Not sure if it is a complete replacement, but I needed to remove a dependency on jquery recently and used this code:

https://github.com/inkling/backbone.native/blob/master/backb...

The $.ajax function was all I needed.


Just using the native XMLHttpRequest has pretty good support: http://en.wikipedia.org/wiki/XMLHttpRequest#History_and_supp...


The node-inspired `http-browserify` is my favorite; really nice, sane syntax for doing ajax requests that you can mix with client-side streams and transforms to do really advanced things with code that is clear and readable. Of course you have to use browserify to use it, but it's worth looking into.


If you are a node.js user, these libraries have familiar APIs:

https://github.com/substack/hyperquest

https://github.com/iriscouch/browser-request


Reqwest (https://github.com/ded/reqwest) has worked well for me, and has EnderJS support too.

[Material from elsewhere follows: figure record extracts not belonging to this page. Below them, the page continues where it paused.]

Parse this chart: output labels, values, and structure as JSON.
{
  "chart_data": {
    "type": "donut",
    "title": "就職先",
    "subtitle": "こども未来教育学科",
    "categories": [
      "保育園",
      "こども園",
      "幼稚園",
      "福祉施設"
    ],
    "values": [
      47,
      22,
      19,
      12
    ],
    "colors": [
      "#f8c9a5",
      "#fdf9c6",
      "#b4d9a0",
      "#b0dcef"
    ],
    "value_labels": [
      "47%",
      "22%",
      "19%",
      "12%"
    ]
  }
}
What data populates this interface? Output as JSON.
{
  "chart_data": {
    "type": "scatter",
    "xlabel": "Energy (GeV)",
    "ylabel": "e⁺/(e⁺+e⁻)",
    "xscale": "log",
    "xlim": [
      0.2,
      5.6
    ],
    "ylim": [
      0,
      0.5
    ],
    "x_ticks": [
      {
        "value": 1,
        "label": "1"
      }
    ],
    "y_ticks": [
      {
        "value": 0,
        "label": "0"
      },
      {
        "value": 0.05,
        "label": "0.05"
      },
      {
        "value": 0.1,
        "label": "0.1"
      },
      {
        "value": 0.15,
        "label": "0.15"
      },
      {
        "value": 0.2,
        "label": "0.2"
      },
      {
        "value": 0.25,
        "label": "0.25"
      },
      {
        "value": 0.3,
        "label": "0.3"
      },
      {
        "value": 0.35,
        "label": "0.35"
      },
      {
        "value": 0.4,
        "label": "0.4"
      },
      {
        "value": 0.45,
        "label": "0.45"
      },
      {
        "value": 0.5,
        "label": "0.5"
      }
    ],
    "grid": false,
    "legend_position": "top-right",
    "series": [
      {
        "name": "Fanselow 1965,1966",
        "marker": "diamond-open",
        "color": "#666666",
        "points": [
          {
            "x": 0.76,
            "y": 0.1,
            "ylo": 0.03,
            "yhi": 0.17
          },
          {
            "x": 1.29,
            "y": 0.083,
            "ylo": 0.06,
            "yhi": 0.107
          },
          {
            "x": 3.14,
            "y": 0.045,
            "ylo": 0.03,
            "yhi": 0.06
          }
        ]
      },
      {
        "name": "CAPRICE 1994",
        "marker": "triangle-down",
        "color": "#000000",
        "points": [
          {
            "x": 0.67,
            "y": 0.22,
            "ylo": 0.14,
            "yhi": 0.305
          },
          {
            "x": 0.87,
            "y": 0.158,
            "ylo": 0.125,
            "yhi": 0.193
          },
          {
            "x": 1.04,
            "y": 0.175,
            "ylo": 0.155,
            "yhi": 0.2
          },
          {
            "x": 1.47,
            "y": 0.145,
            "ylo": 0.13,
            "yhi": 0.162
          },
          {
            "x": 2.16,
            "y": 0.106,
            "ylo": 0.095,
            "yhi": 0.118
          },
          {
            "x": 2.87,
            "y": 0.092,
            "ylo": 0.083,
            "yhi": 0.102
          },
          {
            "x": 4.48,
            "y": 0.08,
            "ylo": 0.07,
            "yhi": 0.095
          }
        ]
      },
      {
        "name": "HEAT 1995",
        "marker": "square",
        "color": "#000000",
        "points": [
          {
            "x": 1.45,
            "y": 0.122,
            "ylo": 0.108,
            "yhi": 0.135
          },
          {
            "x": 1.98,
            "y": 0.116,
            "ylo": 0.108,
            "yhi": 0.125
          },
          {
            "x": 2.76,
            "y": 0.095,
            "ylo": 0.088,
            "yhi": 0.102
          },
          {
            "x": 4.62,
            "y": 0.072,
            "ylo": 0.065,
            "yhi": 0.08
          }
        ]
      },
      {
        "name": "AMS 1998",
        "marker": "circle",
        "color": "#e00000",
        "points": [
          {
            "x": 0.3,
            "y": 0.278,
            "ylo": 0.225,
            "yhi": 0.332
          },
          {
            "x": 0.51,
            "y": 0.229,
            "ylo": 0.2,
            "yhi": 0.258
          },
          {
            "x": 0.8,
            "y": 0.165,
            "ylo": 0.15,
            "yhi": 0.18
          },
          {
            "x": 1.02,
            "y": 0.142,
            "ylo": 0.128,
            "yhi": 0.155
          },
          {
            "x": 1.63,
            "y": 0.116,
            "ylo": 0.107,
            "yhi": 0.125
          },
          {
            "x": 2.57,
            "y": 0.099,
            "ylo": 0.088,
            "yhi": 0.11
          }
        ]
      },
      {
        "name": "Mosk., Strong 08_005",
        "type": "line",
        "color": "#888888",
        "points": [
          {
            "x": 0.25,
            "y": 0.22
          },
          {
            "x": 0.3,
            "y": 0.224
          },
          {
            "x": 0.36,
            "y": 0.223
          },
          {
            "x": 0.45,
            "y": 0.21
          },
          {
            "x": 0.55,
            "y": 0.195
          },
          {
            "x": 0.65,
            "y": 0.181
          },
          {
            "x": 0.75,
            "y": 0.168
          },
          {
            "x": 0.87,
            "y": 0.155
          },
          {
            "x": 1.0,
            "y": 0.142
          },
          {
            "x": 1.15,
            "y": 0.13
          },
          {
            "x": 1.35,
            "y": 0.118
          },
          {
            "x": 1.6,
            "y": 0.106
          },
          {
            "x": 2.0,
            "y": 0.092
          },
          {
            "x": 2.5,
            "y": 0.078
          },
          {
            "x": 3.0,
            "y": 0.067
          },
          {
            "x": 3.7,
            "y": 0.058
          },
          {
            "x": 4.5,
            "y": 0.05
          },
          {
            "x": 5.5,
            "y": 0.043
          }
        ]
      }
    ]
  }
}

The API is similar, but not identical, to jQuery.ajax.


There is a small FAQ in the bottom.


"Not so much. This doesn't wrap or hide the DOM for you. It exposes and enhances it, making it your ally instead of trying to protect you from it. Old IE versions are fading; it's time to go native!"

This seems like a pretty poetic way of describing differences between software packages. And I mean that in a non-charming way.


I red the faq... didn't really answer my question... from the examples I saw, there was nothing there that ouldn't be achieved with JQ...which is why I brought it here...thought maybe I was missing something.


Well... everything could be achieved with JQ. Usually with 1 line of code. But that library is 2.7k and you're working directly with the DOM elements and not with wrappers. So I guess it could come handy for smaller projects where you wouldn't need the full JQ power and 10 JQ widgets.